Southside Hall: what is that?


Hunter Morrison, Staff Writer

If you’re walking around UWF, you’ve probably noticed several vacant buildings clustered around campus. These square-shaped buildings sit near the John C. Pace Library, the University Commons and J.B. Hopkins Hall, drawing curious attention to all who walk past. But what exactly are they?

Believe it or not, these were once residence halls for students. Formally known as the Southside Halls, these residence halls were part of the original 25 buildings constructed when UWF opened in 1967. There are 15 of these residence halls in total. 
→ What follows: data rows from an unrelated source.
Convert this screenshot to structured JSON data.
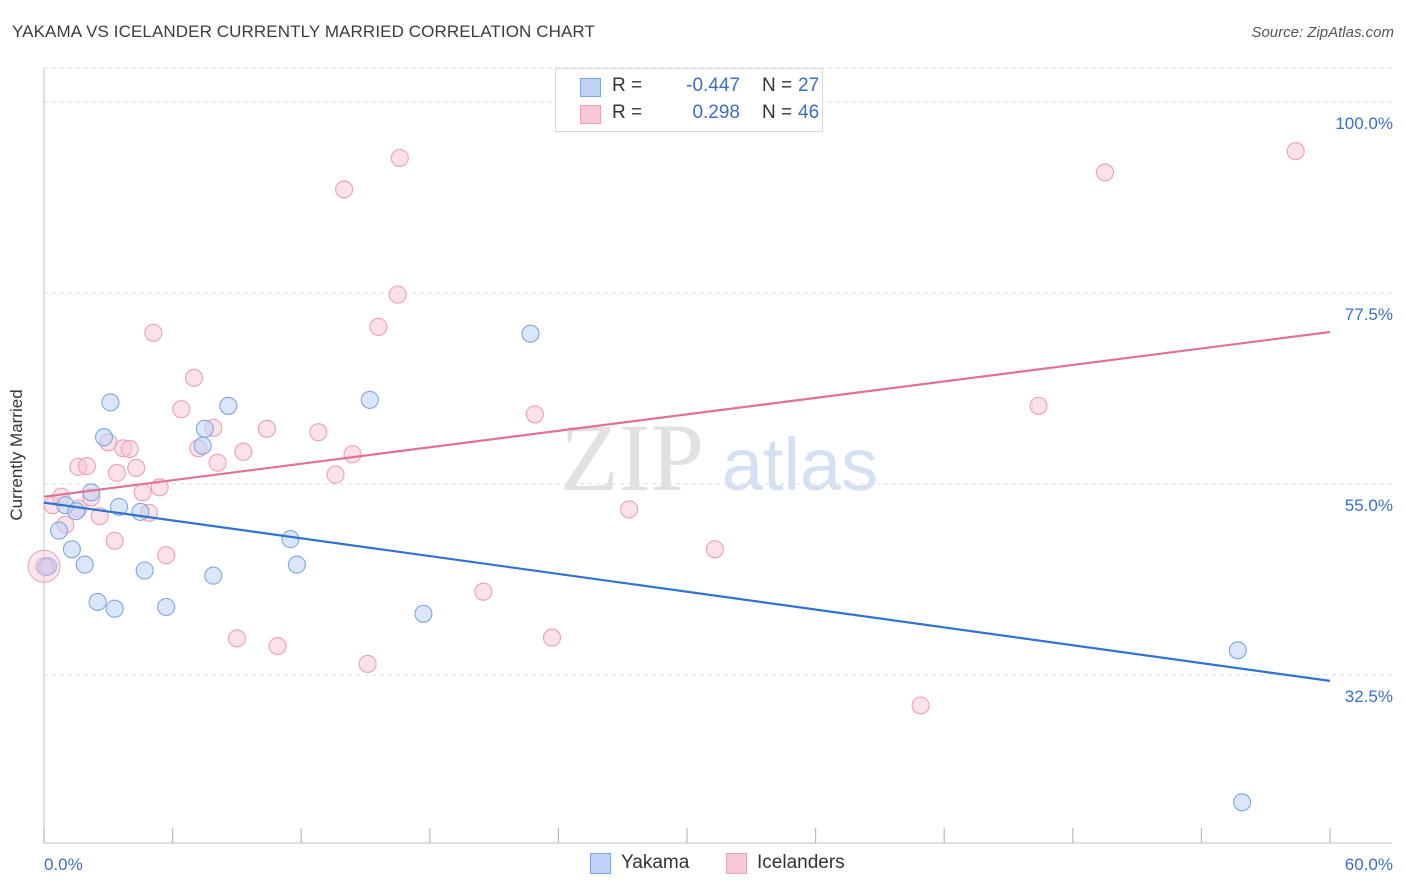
{
  "title": "YAKAMA VS ICELANDER CURRENTLY MARRIED CORRELATION CHART",
  "source": "Source: ZipAtlas.com",
  "watermark": {
    "zip": "ZIP",
    "atlas": "atlas"
  },
  "legend": {
    "rows": [
      {
        "r_label": "R =",
        "r_value": "-0.447",
        "n_label": "N =",
        "n_value": "27"
      },
      {
        "r_label": "R =",
        "r_value": "0.298",
        "n_label": "N =",
        "n_value": "46"
      }
    ]
  },
  "colors": {
    "yakama_fill": "#bcd3f5",
    "yakama_stroke": "#7fa6e0",
    "yakama_line": "#2f74d0",
    "icelander_fill": "#f8c8d7",
    "icelander_stroke": "#eba0b8",
    "icelander_line": "#e0709a",
    "value_text": "#3a6fc4",
    "grid": "#dddddd",
    "axis": "#cccccc"
  },
  "chart_data": {
    "type": "scatter",
    "title": "YAKAMA VS ICELANDER CURRENTLY MARRIED CORRELATION CHART",
    "xlabel": "",
    "ylabel": "Currently Married",
    "xlim": [
      0,
      60
    ],
    "ylim": [
      12.7,
      104
    ],
    "x_tick_labels": [
      "0.0%",
      "60.0%"
    ],
    "y_ticks": [
      32.5,
      55.0,
      77.5,
      100.0
    ],
    "y_tick_labels": [
      "32.5%",
      "55.0%",
      "77.5%",
      "100.0%"
    ],
    "grid": true,
    "legend_position": "top-center",
    "series": [
      {
        "name": "Yakama",
        "r": -0.447,
        "n": 27,
        "trend": {
          "x": [
            0,
            60
          ],
          "y": [
            52.8,
            31.8
          ]
        },
        "points": [
          [
            0.2,
            45.3
          ],
          [
            0.7,
            49.5
          ],
          [
            1.0,
            52.5
          ],
          [
            1.3,
            47.3
          ],
          [
            1.5,
            51.8
          ],
          [
            1.9,
            45.5
          ],
          [
            2.2,
            54.0
          ],
          [
            2.5,
            41.1
          ],
          [
            2.8,
            60.5
          ],
          [
            3.1,
            64.6
          ],
          [
            3.3,
            40.3
          ],
          [
            3.5,
            52.3
          ],
          [
            4.5,
            51.7
          ],
          [
            4.7,
            44.8
          ],
          [
            5.7,
            40.5
          ],
          [
            7.4,
            59.5
          ],
          [
            7.5,
            61.5
          ],
          [
            7.9,
            44.2
          ],
          [
            8.6,
            64.2
          ],
          [
            11.5,
            48.5
          ],
          [
            11.8,
            45.5
          ],
          [
            15.2,
            64.9
          ],
          [
            17.7,
            39.7
          ],
          [
            22.7,
            72.7
          ],
          [
            55.7,
            35.4
          ],
          [
            55.9,
            17.5
          ],
          [
            0.1,
            45.2
          ]
        ]
      },
      {
        "name": "Icelanders",
        "r": 0.298,
        "n": 46,
        "trend": {
          "x": [
            0,
            60
          ],
          "y": [
            53.5,
            72.9
          ]
        },
        "points": [
          [
            0.0,
            45.3
          ],
          [
            0.4,
            52.5
          ],
          [
            0.8,
            53.5
          ],
          [
            1.0,
            50.2
          ],
          [
            1.6,
            52.1
          ],
          [
            1.6,
            57.0
          ],
          [
            2.0,
            57.1
          ],
          [
            2.2,
            53.4
          ],
          [
            2.6,
            51.2
          ],
          [
            3.0,
            59.9
          ],
          [
            3.3,
            48.3
          ],
          [
            3.4,
            56.3
          ],
          [
            3.7,
            59.2
          ],
          [
            4.0,
            59.1
          ],
          [
            4.3,
            56.9
          ],
          [
            4.6,
            54.0
          ],
          [
            4.9,
            51.6
          ],
          [
            5.1,
            72.8
          ],
          [
            5.4,
            54.6
          ],
          [
            5.7,
            46.6
          ],
          [
            6.4,
            63.8
          ],
          [
            7.0,
            67.5
          ],
          [
            7.2,
            59.2
          ],
          [
            7.9,
            61.6
          ],
          [
            8.1,
            57.5
          ],
          [
            9.0,
            36.8
          ],
          [
            9.3,
            58.8
          ],
          [
            10.4,
            61.5
          ],
          [
            10.9,
            35.9
          ],
          [
            12.8,
            61.1
          ],
          [
            13.6,
            56.1
          ],
          [
            14.0,
            89.7
          ],
          [
            14.4,
            58.5
          ],
          [
            15.1,
            33.8
          ],
          [
            15.6,
            73.5
          ],
          [
            16.5,
            77.3
          ],
          [
            16.6,
            93.4
          ],
          [
            20.5,
            42.3
          ],
          [
            22.9,
            63.2
          ],
          [
            23.7,
            36.9
          ],
          [
            27.3,
            52.0
          ],
          [
            31.3,
            47.3
          ],
          [
            40.9,
            28.9
          ],
          [
            46.4,
            64.2
          ],
          [
            49.5,
            91.7
          ],
          [
            58.4,
            94.2
          ]
        ]
      }
    ]
  },
  "bottom_legend": [
    {
      "label": "Yakama"
    },
    {
      "label": "Icelanders"
    }
  ]
}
“Built back in the late 1960s, the Southside Halls were nicknamed the ‘pizza hut dorms’ because like Pizza Huts back in the day they went up quickly and all pretty much looked the same,” said Receiving Manager and Supervisor for UWF’s Housing Maintenance Department William Taft. “They were well known for being the first University Resident Facility in Florida to offer residents their own private showers and bathrooms. It made them quite popular and well-loved in the community.”
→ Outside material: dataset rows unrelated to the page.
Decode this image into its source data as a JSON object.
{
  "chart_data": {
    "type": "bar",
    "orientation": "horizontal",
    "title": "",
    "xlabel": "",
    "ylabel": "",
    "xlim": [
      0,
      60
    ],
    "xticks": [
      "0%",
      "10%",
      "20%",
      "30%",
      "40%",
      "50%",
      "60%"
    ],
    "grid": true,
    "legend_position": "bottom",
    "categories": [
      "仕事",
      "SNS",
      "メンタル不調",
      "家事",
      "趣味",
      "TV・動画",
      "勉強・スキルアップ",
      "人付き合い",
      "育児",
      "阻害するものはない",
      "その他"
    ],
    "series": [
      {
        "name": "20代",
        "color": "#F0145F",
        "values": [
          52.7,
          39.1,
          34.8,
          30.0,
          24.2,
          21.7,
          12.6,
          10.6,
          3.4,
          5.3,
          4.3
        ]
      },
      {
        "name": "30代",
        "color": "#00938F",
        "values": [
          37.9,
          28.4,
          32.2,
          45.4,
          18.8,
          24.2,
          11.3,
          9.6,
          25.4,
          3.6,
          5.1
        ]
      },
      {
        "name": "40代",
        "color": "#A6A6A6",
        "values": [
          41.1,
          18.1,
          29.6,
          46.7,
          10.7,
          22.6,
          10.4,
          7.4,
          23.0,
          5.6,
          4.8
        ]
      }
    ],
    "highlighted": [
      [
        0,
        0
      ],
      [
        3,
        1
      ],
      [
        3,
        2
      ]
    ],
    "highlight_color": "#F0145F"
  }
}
Each building in the Southside residences, with the exception of Buildings 28 and 33, could house a maximum of 32 residents. Each building was divided into four sections, housing eight students in each section. Each individual room in the residence halls could serve two students. 

All of the 15 Southside residences have a square footage of a little more than 3000 feet. Although it may not look like it at first glance, each hall is two stories tall. Each residence hall also has a courtyard, which was ideal for social gatherings or Greek Life activities.
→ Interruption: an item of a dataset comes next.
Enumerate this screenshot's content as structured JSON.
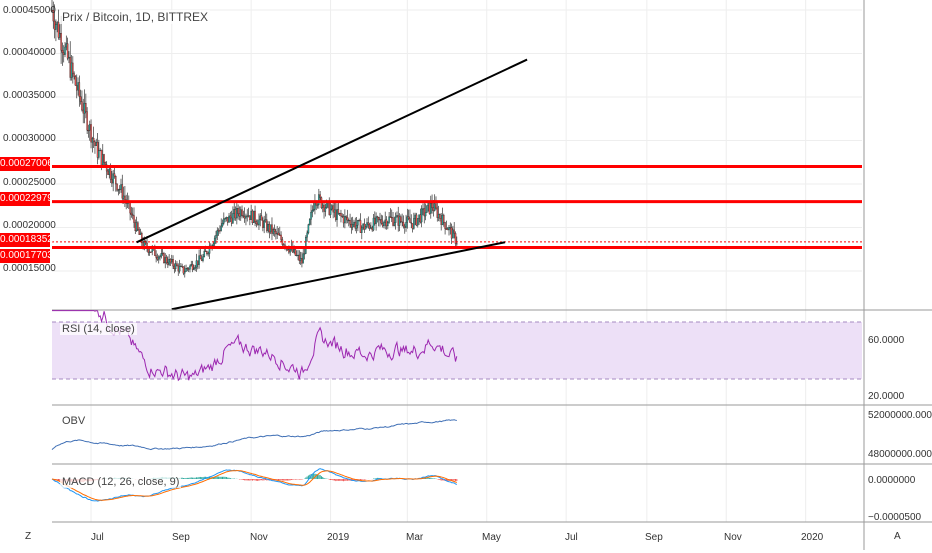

“After some time, the Southsides found themselves as more or less the Greek Life residential halls,” said Taft. “Mostly those in building numbers 26 through 35, with 35 having been the most recent sorority that found a home in a Southside. Each sorority and fraternity for the most part had their own Southside that they were allowed to decorate inside and allow residents in their houses to stay in.”

Since being constructed, the Southsides have seen renovations. Southside Building 28 has had one of its sides renovated into two office spaces for the Hall Directors and an office for the Student Desk Assistants and Resident Associates. Additionally, the top floor of the renovated side of Building 28 has been turned into a two-section apartment for the Southside Hall Director. 

Unlike most modern residence halls, the majority of the Southside residences did not have a kitchen. Building 33 of the Southside Halls was an exception to this, as a kitchen was installed in one of its wings. 

The Southside Halls served UWF students for nearly 50 years until its closure in 2017. Over the years, the Southsides have housed thousands of university students. 

“After nearly 50 years of running as residential halls, Housing and Residential Life had to make a difficult decision to shut down the Southsides,” said Taft. “The cost of running and up-keeping the halls became too great, and for the safety and health of UWF’s residents and staff, we shut them down and began the process of emptying them.”

Currently, there are no distinct plans for what the future holds for the Southside Halls. As long as they stand on UWF’s campus, they will be a point of curiosity and marvel for all present and future students and staff.